Die westliche Welt steckt in einer Krise – und die Politologin Juliane Marie Schreiber sieht dafür auch einen kulturellen Grund: In Politik, Wirtschaft und Gesellschaft zähle oft der starke Auftritt mehr als die Substanz. In einem Interview mit dem Nachrichtenportal t-online wirft die Autorin des Buches „Wir sind Dynamit“ einen kritischen Blick auf eine „Welt der Selbstdarstellung“, in der Lautstärke regelmäßig mit Kompetenz verwechselt werde.
Schreiber, die sich in ihrer Arbeit mit Persönlichkeitsforschung beschäftigt, beobachtet eine zunehmende „Extrovertisierung“ nahezu aller Lebensbereiche. Diese Entwicklung habe tiefgreifende Folgen: „Oftmals zählen vor allem der Auftritt eines Menschen und die entsprechende Wirkung dieses Auftritts. Was zu wenig zählt, ist leider die Substanz dessen, was ein Mensch sagt und tut“, erklärte sie. Als schlagenden Beweis für diese Fehlentwicklung nennt sie den früheren US-Präsidenten Donald Trump, dessen politischer Stil aus ihrer Sicht vor allem von Inszenierung geprägt sei.

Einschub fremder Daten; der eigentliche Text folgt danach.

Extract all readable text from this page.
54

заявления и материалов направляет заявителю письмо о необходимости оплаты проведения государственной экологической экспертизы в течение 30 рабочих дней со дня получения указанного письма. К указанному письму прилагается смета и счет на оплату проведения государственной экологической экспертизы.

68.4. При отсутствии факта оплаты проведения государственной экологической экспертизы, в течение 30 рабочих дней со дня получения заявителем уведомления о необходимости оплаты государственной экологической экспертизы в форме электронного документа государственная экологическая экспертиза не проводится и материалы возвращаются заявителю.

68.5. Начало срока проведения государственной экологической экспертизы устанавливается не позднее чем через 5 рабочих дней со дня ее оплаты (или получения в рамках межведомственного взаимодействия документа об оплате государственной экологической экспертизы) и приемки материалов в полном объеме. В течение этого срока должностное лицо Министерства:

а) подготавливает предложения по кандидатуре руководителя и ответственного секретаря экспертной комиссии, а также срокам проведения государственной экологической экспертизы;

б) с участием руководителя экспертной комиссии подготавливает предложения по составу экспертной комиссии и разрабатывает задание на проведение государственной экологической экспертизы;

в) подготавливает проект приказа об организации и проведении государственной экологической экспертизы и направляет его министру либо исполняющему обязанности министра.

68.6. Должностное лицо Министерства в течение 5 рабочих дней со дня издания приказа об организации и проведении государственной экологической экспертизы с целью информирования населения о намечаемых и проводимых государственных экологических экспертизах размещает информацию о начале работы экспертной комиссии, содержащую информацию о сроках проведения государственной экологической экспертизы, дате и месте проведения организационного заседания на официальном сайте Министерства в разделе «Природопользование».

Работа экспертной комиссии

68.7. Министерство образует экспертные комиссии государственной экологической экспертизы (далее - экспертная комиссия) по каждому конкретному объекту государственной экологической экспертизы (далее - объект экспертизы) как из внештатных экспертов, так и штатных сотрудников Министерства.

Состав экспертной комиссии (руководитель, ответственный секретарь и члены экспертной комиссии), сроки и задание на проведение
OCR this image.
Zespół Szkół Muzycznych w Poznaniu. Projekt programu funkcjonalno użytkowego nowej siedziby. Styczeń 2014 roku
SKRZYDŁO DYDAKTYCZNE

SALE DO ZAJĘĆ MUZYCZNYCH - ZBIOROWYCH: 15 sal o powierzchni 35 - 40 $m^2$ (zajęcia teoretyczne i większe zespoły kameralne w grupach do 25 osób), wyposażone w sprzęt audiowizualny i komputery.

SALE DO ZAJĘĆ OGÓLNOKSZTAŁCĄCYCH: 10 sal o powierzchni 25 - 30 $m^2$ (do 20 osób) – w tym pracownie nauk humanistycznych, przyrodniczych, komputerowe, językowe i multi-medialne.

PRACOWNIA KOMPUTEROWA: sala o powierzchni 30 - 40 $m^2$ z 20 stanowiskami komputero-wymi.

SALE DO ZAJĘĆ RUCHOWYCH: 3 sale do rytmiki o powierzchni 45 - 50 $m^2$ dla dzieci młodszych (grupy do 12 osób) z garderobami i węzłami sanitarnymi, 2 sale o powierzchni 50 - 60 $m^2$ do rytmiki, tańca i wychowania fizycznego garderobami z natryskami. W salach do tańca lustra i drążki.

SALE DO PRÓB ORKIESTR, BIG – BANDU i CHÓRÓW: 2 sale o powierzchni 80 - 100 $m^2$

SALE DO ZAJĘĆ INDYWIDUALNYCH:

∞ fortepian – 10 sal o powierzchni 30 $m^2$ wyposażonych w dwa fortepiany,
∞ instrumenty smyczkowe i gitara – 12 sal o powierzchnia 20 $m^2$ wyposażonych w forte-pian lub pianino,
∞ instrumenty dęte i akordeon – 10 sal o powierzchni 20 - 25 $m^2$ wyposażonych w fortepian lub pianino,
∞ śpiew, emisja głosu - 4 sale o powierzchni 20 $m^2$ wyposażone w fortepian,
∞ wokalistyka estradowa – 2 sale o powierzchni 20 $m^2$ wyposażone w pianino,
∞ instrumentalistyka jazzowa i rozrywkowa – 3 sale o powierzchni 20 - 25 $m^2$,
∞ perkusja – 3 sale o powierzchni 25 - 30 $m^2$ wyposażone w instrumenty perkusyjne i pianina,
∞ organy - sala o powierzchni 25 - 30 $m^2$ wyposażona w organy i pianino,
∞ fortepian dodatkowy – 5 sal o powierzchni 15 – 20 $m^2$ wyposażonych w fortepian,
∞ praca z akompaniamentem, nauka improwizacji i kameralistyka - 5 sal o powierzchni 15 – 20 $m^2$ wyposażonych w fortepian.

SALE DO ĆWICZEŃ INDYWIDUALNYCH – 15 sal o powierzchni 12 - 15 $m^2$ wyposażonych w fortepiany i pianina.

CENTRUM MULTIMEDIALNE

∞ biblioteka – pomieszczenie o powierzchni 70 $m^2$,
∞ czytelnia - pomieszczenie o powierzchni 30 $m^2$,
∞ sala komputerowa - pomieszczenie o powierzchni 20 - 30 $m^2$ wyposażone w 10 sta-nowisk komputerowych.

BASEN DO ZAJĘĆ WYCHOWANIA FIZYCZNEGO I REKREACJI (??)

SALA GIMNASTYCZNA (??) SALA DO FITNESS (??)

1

Als Ursache für die Fixierung auf Äußerlichkeiten macht die Politologin den Wandel hin zu einer digitalen Dienstleistungsgesellschaft aus. Immer weniger Menschen verkauften konkrete Produkte, sondern abstrakte Ideen wie Beratung oder Betreuung. Dabei komme es weniger auf „innere Werte“ als auf den „äußeren Auftritt“ an. Die sozialen Medien hätten diesen Trend zusätzlich verstärkt und Extrovertierten „goldenen Boden“ beschert. Das grundlegende Problem bestehe darin, dass der glänzende Auftritt stellvertretend für die Qualität des Gesagten wahrgenommen werde: „Wer sich gut präsentiert, wer gut ‚rüberkommt‘, hat aber in der Realität noch längst nicht etwas Sinnvolles oder Konstruktives zu sagen.“
Introvertierte Menschen – Schreiber nennt sie bewusst „Innenmenschen“ – hätten in dieser Umgebung das Nachsehen. Dabei sei dies nicht nur ungerecht, sondern ein gesellschaftlicher Verlust. Innenmenschen schöpften ihre Kraft aus Gedanken und Ideen, nähmen sich mehr Zeit für Reflexion und Analyse und sähen die Welt oft komplexer. „Wer viel redet, hat wohl etwas zu sagen: Das ist der große Irrtum unserer Zeit“, so die Politologin. Der Umkehrschluss, dass stille Menschen nichts zu sagen hätten, sei schlicht falsch.
Besonders kritisch bewertet Schreiber die Mechanismen der sozialen Medien. Die Algorithmen der großen Plattformen seien darauf ausgelegt, die Aufmerksamkeit der Nutzer dauerhaft zu binden, nicht aber, zum Nachdenken anzuregen. „Im Grunde geben wir dort die gedankliche Autonomie ab. Wir steuern nicht, wir werden gesteuert“, warnte sie und sieht darin ein großes Risiko für die Demokratie. Innenmenschen seien gegen diese Vereinnahmung tendenziell besser gewappnet, da sie eher darauf trainiert seien, sich abzuschotten.
Das Phänomen der Extrovertiertheit sei dabei keineswegs universell. Während in westlich geprägten Gesellschaften lautes Auftreten oft positiv bewertet werde, sei Extroversion in zahlreichen asiatischen Ländern negativ konnotiert und werde dort als Form von Aggression oder mangelndem Respekt empfunden. In Deutschland hingegen werde extrovertiertes Verhalten bereits bei Kindern gefördert, etwa in Kitas und Grundschulen, wo das stille, zurückgezogene Kind eher misstrauisch beäugt werde als das laute.
Schreiber plädiert angesichts globaler Krisen und Kriege für eine Rückbesinnung auf andere Tugenden. Die Welt brauche besonnene Politiker, doch sie habe Donald Trump – ein Symptom einer Zeit, die den schnellen Effekt belohne. Ihr Buch versteht sie als „Manifest für eine andere Art, in der Welt zu sein“. Es sei ein großer Verlust, wenn die Fähigkeit zur stillen Reflexion in Politik und Wirtschaft systematisch unterbewertet werde.